Amazon’s Achilles Heel
February 5, 2018
Rick McCarten
Amazon relies on one thing: people visiting their website who know what they want. If additional services are required to make the purchase, the Internet sales fail to meet customers’ needs.
That may sound small, but it is not. Henry Ford once said that if you asked the customer what they wanted at the turn of the 19th century, they would have said a faster horse, not an inexpensive automobile. Now, if Amazon had been around at that time, it would not have taken them long to get “Models As” up on their website, but there would have been a period when customers needed convincing; when customers needed instruction, servicing and repair. This is a sweet spot that Amazon or any online retailer will have trouble occupying.
Another way to look at this is to compare products to knowledge. There are two types of knowledge:
- explicit knowledge. This type of knowledge is acquired through reading. An example of this is the knowledge you gain from an instruction manual when you are assembling a bike. You can read the instructions and put a bike together. The knowledge of the product and the minimal technical skills allow instructions to be transmitted by written text.

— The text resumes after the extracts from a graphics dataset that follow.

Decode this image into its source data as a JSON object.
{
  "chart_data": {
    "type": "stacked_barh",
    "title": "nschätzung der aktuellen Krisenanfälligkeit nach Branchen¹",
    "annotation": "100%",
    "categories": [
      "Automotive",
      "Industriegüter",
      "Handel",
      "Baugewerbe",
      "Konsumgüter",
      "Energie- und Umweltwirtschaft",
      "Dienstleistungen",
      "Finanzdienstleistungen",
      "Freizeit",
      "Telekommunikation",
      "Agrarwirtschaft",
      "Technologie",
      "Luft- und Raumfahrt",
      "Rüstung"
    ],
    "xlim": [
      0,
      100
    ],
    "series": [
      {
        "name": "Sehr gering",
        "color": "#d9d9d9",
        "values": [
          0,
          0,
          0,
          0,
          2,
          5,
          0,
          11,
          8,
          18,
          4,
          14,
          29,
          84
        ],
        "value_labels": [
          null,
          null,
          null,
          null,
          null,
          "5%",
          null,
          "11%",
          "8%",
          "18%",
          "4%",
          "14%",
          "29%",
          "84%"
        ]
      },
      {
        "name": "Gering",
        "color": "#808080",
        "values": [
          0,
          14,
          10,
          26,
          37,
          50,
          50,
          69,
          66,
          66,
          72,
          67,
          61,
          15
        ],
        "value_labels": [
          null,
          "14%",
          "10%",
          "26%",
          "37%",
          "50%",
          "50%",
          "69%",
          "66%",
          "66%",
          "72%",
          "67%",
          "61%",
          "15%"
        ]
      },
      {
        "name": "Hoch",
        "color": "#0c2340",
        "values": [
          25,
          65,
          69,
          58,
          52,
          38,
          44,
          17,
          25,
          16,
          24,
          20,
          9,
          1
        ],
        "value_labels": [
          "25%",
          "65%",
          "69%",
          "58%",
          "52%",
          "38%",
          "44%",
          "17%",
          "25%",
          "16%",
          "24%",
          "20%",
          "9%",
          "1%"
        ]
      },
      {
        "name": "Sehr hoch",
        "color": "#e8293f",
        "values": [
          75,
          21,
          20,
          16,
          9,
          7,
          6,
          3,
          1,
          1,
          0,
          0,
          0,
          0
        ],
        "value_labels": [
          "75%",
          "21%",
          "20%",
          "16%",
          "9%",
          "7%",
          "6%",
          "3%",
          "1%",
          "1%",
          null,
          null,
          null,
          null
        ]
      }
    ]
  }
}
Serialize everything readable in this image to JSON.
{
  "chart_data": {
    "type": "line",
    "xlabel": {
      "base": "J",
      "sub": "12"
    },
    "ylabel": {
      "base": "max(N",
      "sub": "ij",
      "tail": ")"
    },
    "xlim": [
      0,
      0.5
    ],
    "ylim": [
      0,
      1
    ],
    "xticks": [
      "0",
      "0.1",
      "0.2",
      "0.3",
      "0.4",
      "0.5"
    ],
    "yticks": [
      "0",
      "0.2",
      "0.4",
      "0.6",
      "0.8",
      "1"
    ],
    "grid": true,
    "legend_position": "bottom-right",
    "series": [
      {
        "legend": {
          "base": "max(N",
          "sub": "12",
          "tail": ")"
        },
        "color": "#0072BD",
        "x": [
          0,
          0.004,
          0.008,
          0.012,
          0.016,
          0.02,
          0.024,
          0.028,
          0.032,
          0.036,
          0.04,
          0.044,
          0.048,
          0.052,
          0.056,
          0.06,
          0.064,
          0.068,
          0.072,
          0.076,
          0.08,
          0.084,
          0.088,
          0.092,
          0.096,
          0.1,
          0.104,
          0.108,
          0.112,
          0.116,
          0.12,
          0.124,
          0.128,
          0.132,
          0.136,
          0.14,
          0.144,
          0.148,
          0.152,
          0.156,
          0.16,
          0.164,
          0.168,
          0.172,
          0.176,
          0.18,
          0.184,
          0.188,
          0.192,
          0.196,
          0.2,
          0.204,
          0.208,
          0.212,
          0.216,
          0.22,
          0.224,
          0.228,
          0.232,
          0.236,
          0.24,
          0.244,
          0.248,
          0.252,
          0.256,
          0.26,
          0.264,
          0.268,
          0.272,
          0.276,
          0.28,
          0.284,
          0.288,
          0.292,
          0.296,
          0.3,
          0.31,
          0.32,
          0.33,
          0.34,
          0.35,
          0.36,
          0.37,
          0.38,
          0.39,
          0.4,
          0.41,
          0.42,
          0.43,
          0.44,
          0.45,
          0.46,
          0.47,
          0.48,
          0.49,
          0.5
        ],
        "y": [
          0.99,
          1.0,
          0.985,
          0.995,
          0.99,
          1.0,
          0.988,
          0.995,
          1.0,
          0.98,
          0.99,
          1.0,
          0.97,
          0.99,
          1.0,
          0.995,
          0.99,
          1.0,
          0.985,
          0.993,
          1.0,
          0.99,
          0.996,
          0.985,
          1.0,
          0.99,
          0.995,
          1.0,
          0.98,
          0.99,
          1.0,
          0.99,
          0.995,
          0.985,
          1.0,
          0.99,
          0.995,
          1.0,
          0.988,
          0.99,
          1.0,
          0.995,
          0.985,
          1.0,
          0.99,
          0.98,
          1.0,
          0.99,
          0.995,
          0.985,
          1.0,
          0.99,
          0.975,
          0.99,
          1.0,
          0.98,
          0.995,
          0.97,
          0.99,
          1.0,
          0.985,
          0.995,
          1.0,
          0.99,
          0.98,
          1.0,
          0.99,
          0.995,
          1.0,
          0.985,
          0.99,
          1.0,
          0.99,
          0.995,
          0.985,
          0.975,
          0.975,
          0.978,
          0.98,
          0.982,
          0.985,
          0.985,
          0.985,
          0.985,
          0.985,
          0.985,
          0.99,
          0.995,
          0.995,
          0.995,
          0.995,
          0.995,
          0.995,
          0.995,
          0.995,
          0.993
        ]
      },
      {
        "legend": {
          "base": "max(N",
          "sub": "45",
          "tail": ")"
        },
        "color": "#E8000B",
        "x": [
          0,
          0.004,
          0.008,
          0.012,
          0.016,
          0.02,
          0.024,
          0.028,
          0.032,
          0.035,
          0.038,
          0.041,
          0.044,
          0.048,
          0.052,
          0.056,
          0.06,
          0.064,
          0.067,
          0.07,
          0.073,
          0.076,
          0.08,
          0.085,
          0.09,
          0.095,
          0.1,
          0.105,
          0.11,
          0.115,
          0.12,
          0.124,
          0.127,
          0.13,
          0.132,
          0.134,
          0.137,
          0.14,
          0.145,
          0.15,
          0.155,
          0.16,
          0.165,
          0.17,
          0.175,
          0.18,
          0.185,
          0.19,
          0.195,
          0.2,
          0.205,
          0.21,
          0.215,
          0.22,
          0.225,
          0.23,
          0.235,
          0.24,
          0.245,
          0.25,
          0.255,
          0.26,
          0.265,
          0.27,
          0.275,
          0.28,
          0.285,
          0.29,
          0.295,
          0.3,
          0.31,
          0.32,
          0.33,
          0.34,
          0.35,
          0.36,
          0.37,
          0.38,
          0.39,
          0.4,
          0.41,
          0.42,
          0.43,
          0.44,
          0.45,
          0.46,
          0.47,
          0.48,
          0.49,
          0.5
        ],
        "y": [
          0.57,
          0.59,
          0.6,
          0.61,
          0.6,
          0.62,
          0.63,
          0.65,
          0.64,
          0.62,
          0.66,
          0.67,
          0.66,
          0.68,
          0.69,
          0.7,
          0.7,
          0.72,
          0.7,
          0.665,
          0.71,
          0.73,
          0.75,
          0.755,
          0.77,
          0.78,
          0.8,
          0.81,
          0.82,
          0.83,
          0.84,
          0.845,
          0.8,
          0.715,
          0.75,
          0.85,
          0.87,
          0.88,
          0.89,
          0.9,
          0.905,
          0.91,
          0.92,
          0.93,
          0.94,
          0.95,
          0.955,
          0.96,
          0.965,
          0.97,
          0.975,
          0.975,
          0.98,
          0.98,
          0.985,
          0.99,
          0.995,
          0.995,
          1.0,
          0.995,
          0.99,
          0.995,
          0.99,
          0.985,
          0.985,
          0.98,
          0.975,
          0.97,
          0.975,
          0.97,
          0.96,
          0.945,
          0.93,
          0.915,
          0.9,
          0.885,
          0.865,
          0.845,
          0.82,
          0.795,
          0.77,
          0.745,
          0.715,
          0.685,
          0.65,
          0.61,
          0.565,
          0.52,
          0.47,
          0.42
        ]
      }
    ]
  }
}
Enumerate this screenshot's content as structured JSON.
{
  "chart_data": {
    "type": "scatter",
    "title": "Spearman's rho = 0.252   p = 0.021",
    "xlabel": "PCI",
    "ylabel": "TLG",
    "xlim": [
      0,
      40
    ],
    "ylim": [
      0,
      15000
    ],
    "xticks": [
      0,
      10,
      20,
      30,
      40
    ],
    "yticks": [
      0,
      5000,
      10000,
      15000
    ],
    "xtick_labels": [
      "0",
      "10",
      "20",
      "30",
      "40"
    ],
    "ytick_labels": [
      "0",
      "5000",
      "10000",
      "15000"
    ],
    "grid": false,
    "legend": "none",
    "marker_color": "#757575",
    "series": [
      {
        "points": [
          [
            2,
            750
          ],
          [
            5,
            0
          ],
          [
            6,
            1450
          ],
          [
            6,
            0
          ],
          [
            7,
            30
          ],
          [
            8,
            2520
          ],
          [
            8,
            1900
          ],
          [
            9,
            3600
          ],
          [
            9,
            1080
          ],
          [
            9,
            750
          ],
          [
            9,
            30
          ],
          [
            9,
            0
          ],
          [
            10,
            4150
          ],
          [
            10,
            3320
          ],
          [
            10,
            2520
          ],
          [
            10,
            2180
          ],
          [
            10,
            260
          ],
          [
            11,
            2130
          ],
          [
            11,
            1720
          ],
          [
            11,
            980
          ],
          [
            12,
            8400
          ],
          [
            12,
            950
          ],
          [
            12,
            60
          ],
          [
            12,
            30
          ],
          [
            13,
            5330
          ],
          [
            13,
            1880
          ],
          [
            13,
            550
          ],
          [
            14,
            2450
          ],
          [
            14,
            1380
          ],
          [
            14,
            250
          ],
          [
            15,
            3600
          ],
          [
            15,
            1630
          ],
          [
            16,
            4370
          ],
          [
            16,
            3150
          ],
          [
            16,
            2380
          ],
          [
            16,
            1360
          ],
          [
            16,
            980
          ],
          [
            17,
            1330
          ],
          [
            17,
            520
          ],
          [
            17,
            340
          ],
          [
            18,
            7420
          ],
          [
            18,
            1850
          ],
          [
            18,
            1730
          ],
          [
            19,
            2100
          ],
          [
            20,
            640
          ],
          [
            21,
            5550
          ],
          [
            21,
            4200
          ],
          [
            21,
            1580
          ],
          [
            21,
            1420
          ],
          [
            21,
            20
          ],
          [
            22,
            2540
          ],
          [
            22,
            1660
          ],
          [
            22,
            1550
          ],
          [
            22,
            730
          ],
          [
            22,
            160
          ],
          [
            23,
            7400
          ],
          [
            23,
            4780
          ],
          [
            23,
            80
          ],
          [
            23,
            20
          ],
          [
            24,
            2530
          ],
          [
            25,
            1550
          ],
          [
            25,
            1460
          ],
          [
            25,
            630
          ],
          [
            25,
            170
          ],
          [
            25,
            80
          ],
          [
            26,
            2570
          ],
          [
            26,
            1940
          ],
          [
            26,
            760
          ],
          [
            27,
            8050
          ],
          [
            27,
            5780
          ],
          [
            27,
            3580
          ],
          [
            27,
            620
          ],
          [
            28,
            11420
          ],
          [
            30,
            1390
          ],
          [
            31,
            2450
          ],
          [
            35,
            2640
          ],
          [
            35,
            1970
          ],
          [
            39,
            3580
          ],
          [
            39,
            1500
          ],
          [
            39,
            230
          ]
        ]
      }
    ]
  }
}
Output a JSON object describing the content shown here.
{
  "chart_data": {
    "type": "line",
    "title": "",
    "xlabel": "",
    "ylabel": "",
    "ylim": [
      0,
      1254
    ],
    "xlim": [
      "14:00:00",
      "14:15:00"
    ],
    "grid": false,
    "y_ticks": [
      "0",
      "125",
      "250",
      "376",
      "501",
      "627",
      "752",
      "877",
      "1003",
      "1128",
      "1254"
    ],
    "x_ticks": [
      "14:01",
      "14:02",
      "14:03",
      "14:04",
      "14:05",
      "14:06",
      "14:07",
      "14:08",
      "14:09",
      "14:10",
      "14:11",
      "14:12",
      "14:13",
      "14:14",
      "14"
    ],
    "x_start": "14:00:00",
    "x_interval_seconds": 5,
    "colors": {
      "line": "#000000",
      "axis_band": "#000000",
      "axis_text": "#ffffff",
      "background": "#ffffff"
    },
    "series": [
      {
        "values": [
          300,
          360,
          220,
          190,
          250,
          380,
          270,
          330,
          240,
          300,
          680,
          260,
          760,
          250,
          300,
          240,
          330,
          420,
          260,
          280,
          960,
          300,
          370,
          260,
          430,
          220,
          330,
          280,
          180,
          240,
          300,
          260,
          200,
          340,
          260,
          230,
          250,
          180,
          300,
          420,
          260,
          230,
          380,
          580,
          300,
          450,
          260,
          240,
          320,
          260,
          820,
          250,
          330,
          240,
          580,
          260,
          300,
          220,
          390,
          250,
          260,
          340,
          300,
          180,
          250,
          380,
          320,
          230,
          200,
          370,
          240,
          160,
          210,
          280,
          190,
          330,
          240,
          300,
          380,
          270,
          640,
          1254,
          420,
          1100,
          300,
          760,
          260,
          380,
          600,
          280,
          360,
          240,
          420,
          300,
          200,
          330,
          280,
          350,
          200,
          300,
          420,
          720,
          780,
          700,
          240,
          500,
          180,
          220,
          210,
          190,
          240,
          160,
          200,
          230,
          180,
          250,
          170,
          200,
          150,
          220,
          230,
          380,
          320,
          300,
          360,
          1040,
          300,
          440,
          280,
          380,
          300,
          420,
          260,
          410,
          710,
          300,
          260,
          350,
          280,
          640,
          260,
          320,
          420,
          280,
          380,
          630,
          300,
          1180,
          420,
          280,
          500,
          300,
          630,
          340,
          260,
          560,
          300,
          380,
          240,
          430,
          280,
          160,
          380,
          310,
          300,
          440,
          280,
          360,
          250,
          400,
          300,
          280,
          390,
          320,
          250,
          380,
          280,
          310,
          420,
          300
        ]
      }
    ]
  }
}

- tacit knowledge. This type of learning is unspoken. Apprenticeship programs are the best example of this knowledge type, where watching action and working alongside experts transfer the skills you need to develop knowledge in a given area. You can follow instruction to put together a bookshelf, but it would be much harder putting together a combustion engine that requires feyness and experience.
Product can be classified as “explicit” and “tacit” as well. Explicit is anything that a customer would feel comfortable purchasing over the Internet. Tacit would be something that the customer would need help understanding, putting together and maintaining.
Many new things start out needing hand-holding and quickly move to an explicit model. But others do not. Haircutting for instance; this is a very simple thing, but everyone’s hair is different and they all want a different look. You cannot sell actual haircutting over the Internet (unless you shave if all off like me). You need to have someone to connect with, who understands what you want, and even then they don’t always get it right.
Listening to a professor in person will always be better than reading their book. The book might suffice, but people will always pay more in a classroom. That is because they get a lot more out of the experience.
Service and new technology are the Achilles heel of Internet sales. How can Amazon ever compete with someone who visits the jobsite of a customer and understands what the customer’s issues are? How can Amazon ever explain and teach new technology applications? How can they ever compete with solution and service providers for projects, especially with updated technology? How can they ever sell haircuts?
Rick McCarten is VP, Operations, Electro-Federation Canada.